Customer Centricity as a Competitive Advantage

by Grant Griebenow
December 18, 2019

In order to stay relevant in 2020, brands must be creative when thinking about new and different ways to break through and draw people into the experiences they create. There are two reasons why this is especially important right now:

  1. Competition: We continue to witness small, focused startups disrupt their competition in healthcare, financial services, and retail. They’ve become more acutely aware of consumer needs, and they are building direct-to-consumer experiences in the spirit of removing friction.
  2. Consumer ad fatigue: At the same time, people are consuming more media than ever. This creates an increasingly competitive environment for people’s attention and dollars.

 

There are several ways brands are doing this today. One example is removing the barrier of cost and offering a product or service free for a period of time. In fact, ‘free trial or tiering’ is the top reason cited by consumers (42%) for trying a new service. Spotify is a great example, offering users a free ad-supported version of their music-streaming service. 60% of Spotify’s premium subscribers were acquired through their free model, drastically reducing their expense of customer acquisition (Meeker). 

Another reason consumers try new products is a recommendation from someone they trust. In fact, according to eMarketer, 86% of millennials trust recommendations from friends, family, or colleagues when shopping. We’re experiencing this with our client StitchFix, the popular subscription styling service. They have identified the power that comes with a trusted human interaction and have invested in “listening, empathy, and delivering what the client wants” with their stylists. As Mary Meeker indicates on her Internet Trends Report, rather than focusing exclusively on selling the latest styles or the highest margins, Stitch Fix focuses on the needs of their specific customer. These tactics have led to a sharp increase in active clients, reaching ~3M earlier this year.

As brands continue to evolve how they think about engagement and experiment with new tactics, measurement plans should follow suit. Monitoring a standard KPI set (e.g., traditional ROAS) against new tactics can result in abandoning high performing strategies or, worse, allowing low performing strategies to continue to flounder in the market.

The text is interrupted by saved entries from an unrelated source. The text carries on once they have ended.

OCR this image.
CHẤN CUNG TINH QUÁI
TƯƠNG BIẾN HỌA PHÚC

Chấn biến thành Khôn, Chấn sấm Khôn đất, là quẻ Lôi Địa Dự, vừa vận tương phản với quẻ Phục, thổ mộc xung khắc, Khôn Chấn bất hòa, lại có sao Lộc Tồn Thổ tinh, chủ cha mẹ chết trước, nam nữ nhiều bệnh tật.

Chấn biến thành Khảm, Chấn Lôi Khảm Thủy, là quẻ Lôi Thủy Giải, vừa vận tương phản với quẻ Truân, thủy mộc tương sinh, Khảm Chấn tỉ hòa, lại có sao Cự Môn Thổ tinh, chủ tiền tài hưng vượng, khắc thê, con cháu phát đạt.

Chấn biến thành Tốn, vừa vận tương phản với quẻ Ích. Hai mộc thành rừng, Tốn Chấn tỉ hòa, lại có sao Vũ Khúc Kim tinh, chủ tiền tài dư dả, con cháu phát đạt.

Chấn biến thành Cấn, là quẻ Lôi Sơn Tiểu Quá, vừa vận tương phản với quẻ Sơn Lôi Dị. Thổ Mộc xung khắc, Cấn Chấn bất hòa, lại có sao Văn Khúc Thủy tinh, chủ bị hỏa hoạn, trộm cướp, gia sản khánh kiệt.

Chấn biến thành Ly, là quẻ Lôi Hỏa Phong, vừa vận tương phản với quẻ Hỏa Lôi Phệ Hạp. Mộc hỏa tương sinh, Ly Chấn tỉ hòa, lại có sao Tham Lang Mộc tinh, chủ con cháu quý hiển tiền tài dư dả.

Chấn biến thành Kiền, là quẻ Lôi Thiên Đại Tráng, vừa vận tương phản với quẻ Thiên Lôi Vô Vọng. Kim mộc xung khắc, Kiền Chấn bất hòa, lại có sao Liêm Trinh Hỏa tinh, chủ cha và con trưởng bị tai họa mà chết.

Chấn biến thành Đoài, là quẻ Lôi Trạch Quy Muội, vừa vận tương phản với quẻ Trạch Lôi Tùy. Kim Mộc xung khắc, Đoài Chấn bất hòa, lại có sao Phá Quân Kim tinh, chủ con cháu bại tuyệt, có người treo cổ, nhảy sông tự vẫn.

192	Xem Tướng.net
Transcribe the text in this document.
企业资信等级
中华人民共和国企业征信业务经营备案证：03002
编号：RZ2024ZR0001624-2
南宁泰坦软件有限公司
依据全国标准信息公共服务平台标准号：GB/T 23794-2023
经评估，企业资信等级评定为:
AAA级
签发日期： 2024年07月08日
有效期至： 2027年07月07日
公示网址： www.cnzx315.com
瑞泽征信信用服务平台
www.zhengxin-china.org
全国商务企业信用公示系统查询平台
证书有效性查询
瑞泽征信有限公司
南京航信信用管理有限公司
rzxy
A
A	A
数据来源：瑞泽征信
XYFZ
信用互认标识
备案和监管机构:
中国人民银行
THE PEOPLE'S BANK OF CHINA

To stay relevant, firms need to better understand their customers and create measurable strategies that align to the customer journey. Marketers need to start looking at more long-term metrics (e.g., LTV) for different customer groups. Focus on the right customer, at the right stage, with the right tactics, KPIs and measurement strategies. Successful digital organizations need to understand and consider the collective effect of all touchpoints with their customers – marketing, merchandising, promotions, creative, site and mobile experience. Leveraging Enterprise Marketing Return will enable more visibility into the efficacy of marketing investments and clarity as to where to put the next dollar.